DuckDB¶
Sync DuckDB adapter with full Arrow integration, extension management, and secret configuration. DuckDB excels at analytical workloads and can query Parquet, CSV, and JSON files directly.
Configuration¶
- class sqlspec.adapters.duckdb.DuckDBConfig[source]¶
Bases:
SyncDatabaseConfig[DuckDBPyConnection,DuckDBConnectionPool,DuckDBDriver]DuckDB configuration with connection pooling.
This configuration supports DuckDB’s features including:
Connection pooling
Extension management and installation
Secret management for API integrations
Auto configuration settings
Arrow integration
Direct file querying capabilities
Configurable type handlers for JSON serialization and UUID conversion
DuckDB Connection Pool Configuration: - Default pool size is 1-4 connections (DuckDB uses single connection by default) - Connection recycling is set to 24 hours by default (set to 0 to disable) - Shared memory databases use :memory:shared_db for proper concurrency
Type Handler Configuration via driver_features: - json_serializer: Custom JSON serializer for dict/list parameters.

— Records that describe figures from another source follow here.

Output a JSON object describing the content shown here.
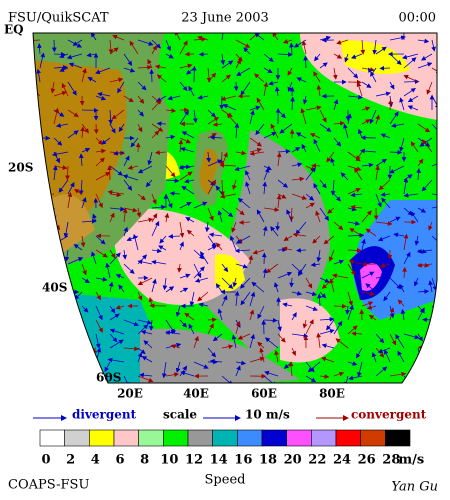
{
  "header": {
    "left": "FSU/QuikSCAT",
    "center": "23 June 2003",
    "right": "00:00"
  },
  "lat_labels": [
    "EQ",
    "20S",
    "40S",
    "60S"
  ],
  "lon_labels": [
    "20E",
    "40E",
    "60E",
    "80E"
  ],
  "legend": {
    "divergent": "divergent",
    "scale": "scale",
    "scale_value": "10 m/s",
    "convergent": "convergent"
  },
  "colorbar": {
    "colors": [
      "#ffffff",
      "#d0d0d0",
      "#ffff00",
      "#ffc8c8",
      "#98f898",
      "#00f000",
      "#989898",
      "#00b4b4",
      "#3c8cff",
      "#0000d0",
      "#ff50ff",
      "#b496ff",
      "#ff0000",
      "#d03c00",
      "#000000"
    ],
    "labels": [
      0,
      2,
      4,
      6,
      8,
      10,
      12,
      14,
      16,
      18,
      20,
      22,
      24,
      26,
      28
    ],
    "unit": "m/s"
  },
  "footer": {
    "left": "COAPS-FSU",
    "center": "Speed",
    "right": "Yan Gu"
  }
}
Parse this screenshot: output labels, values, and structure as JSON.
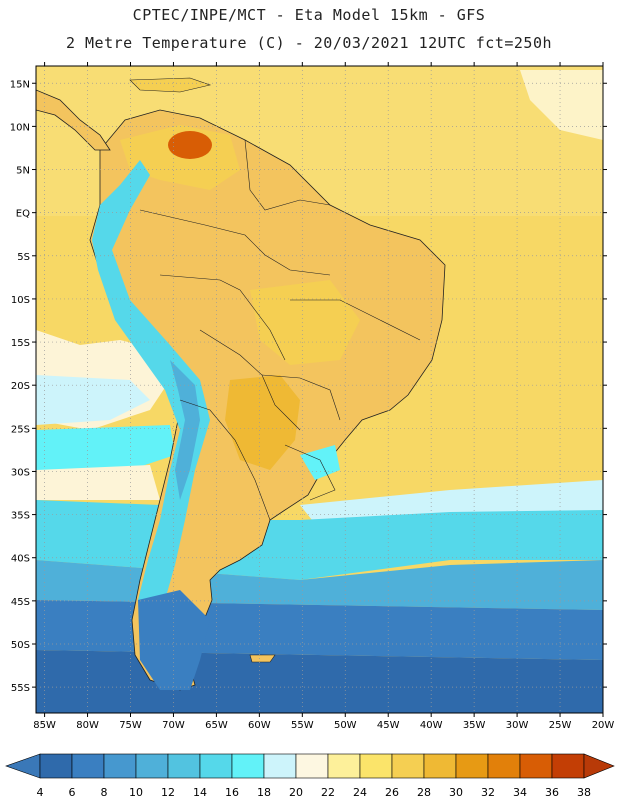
{
  "header": {
    "line1": "CPTEC/INPE/MCT -  Eta Model 15km - GFS",
    "line2": "2 Metre Temperature (C) - 20/03/2021 12UTC fct=250h"
  },
  "axes": {
    "lat_labels": [
      "15N",
      "10N",
      "5N",
      "EQ",
      "5S",
      "10S",
      "15S",
      "20S",
      "25S",
      "30S",
      "35S",
      "40S",
      "45S",
      "50S",
      "55S"
    ],
    "lat_values": [
      15,
      10,
      5,
      0,
      -5,
      -10,
      -15,
      -20,
      -25,
      -30,
      -35,
      -40,
      -45,
      -50,
      -55
    ],
    "lon_labels": [
      "85W",
      "80W",
      "75W",
      "70W",
      "65W",
      "60W",
      "55W",
      "50W",
      "45W",
      "40W",
      "35W",
      "30W",
      "25W",
      "20W"
    ],
    "lon_values": [
      -85,
      -80,
      -75,
      -70,
      -65,
      -60,
      -55,
      -50,
      -45,
      -40,
      -35,
      -30,
      -25,
      -20
    ],
    "lat_range": [
      -58,
      17
    ],
    "lon_range": [
      -86,
      -20
    ]
  },
  "colorbar": {
    "labels": [
      "4",
      "6",
      "8",
      "10",
      "12",
      "14",
      "16",
      "18",
      "20",
      "22",
      "24",
      "26",
      "28",
      "30",
      "32",
      "34",
      "36",
      "38"
    ],
    "low_color": "#3a78b8",
    "high_color": "#b83a08",
    "colors": [
      "#2f6aab",
      "#3a7fc1",
      "#4698cf",
      "#4fb0d9",
      "#52c3e0",
      "#55d8ea",
      "#62f2f8",
      "#cdf4fb",
      "#fdf7e1",
      "#fdf09a",
      "#fbe46a",
      "#f5cf52",
      "#efb934",
      "#e79a14",
      "#e2800a",
      "#d85d05",
      "#c33e05"
    ]
  },
  "map": {
    "ocean_color": "#f6d463",
    "land_color": "#f3c45e"
  }
}
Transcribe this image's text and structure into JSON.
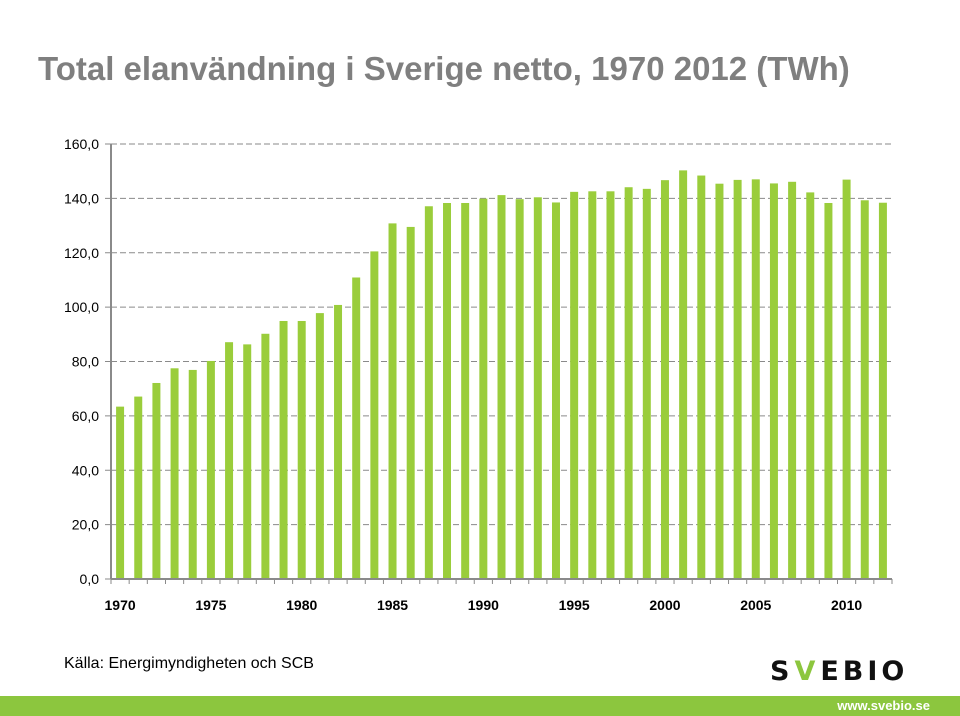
{
  "title": "Total elanvändning i Sverige netto, 1970 2012 (TWh)",
  "source": "Källa: Energimyndigheten och SCB",
  "logo": {
    "text": "SVEBIO",
    "url": "www.svebio.se"
  },
  "colors": {
    "bar": "#9ACD3B",
    "title": "#7F7F7F",
    "brand": "#8CC63E"
  },
  "chart_data": {
    "type": "bar",
    "title": "Total elanvändning i Sverige netto, 1970 2012 (TWh)",
    "xlabel": "",
    "ylabel": "",
    "ylim": [
      0,
      160
    ],
    "yticks": [
      "0,0",
      "20,0",
      "40,0",
      "60,0",
      "80,0",
      "100,0",
      "120,0",
      "140,0",
      "160,0"
    ],
    "xtick_labels": [
      "1970",
      "1975",
      "1980",
      "1985",
      "1990",
      "1995",
      "2000",
      "2005",
      "2010"
    ],
    "grid": true,
    "categories": [
      "1970",
      "1971",
      "1972",
      "1973",
      "1974",
      "1975",
      "1976",
      "1977",
      "1978",
      "1979",
      "1980",
      "1981",
      "1982",
      "1983",
      "1984",
      "1985",
      "1986",
      "1987",
      "1988",
      "1989",
      "1990",
      "1991",
      "1992",
      "1993",
      "1994",
      "1995",
      "1996",
      "1997",
      "1998",
      "1999",
      "2000",
      "2001",
      "2002",
      "2003",
      "2004",
      "2005",
      "2006",
      "2007",
      "2008",
      "2009",
      "2010",
      "2011",
      "2012"
    ],
    "values": [
      63.4,
      67.1,
      72.1,
      77.5,
      76.9,
      80.2,
      87.1,
      86.3,
      90.2,
      94.9,
      94.9,
      97.8,
      100.8,
      110.9,
      120.5,
      130.8,
      129.5,
      137.1,
      138.3,
      138.3,
      139.9,
      141.2,
      139.7,
      140.4,
      138.5,
      142.4,
      142.6,
      142.6,
      144.1,
      143.5,
      146.7,
      150.3,
      148.4,
      145.4,
      146.8,
      147.0,
      145.5,
      146.1,
      142.2,
      138.3,
      146.9,
      139.3,
      138.4
    ]
  }
}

Defaults to sqlspec.utils.serializers.to_json if not provided. Example: json_serializer=msgspec.json.encode(…).decode(‘utf-8’)
enable_uuid_conversion: Enable automatic UUID string conversion (default: True). When True, UUID strings in query results are automatically converted to UUID objects. When False, UUID strings are treated as regular strings.
Example
>>> import msgspec >>> from sqlspec.adapters.duckdb import DuckDBConfig >>> >>> # Custom JSON serializer >>> def custom_json(obj): ... return msgspec.json.encode(obj).decode("utf-8") >>> >>> config = DuckDBConfig( ... connection_config={"database": ":memory:"}, ... driver_features={ ... "json_serializer": custom_json, ... "enable_uuid_conversion": False, ... }, ... )
- driver_type¶
alias of
DuckDBDriver
- __init__(*, connection_config=None, connection_instance=None, migration_config=None, statement_config=None, driver_features=None, bind_key=None, extension_config=None, observability_config=None, **kwargs)[source]¶
Initialize DuckDB configuration.
- Parameters:
connection_config¶ (
DuckDBPoolParams|dict[str, typing.Any] |None) – Connection and pool configuration parametersconnection_instance¶ (
DuckDBConnectionPool|None) – Pre-created pool instancemigration_config¶ (
dict[str, typing.Any] |None) – Migration configurationstatement_config¶ (
StatementConfig|None) – Statement configuration overridedriver_features¶ (
DuckDBDriverFeatures|dict[str, typing.Any] |None) – DuckDB-specific driver features including json_serializer and enable_uuid_conversion optionsbind_key¶ (
str|None) – Optional unique identifier for this configurationextension_config¶ (
dict[str,dict[str,Any] |LitestarConfig|FastAPIConfig|StarletteConfig|FlaskConfig|ADKConfig|EventsConfig|OpenTelemetryConfig|PrometheusConfig] |None) – Extension-specific configuration (e.g., Litestar plugin settings)observability_config¶ (
ObservabilityConfig|None) – Adapter-level observability overrides for lifecycle hooks and observers**kwargs¶ (
Any) – Additional keyword arguments passed to the base configuration.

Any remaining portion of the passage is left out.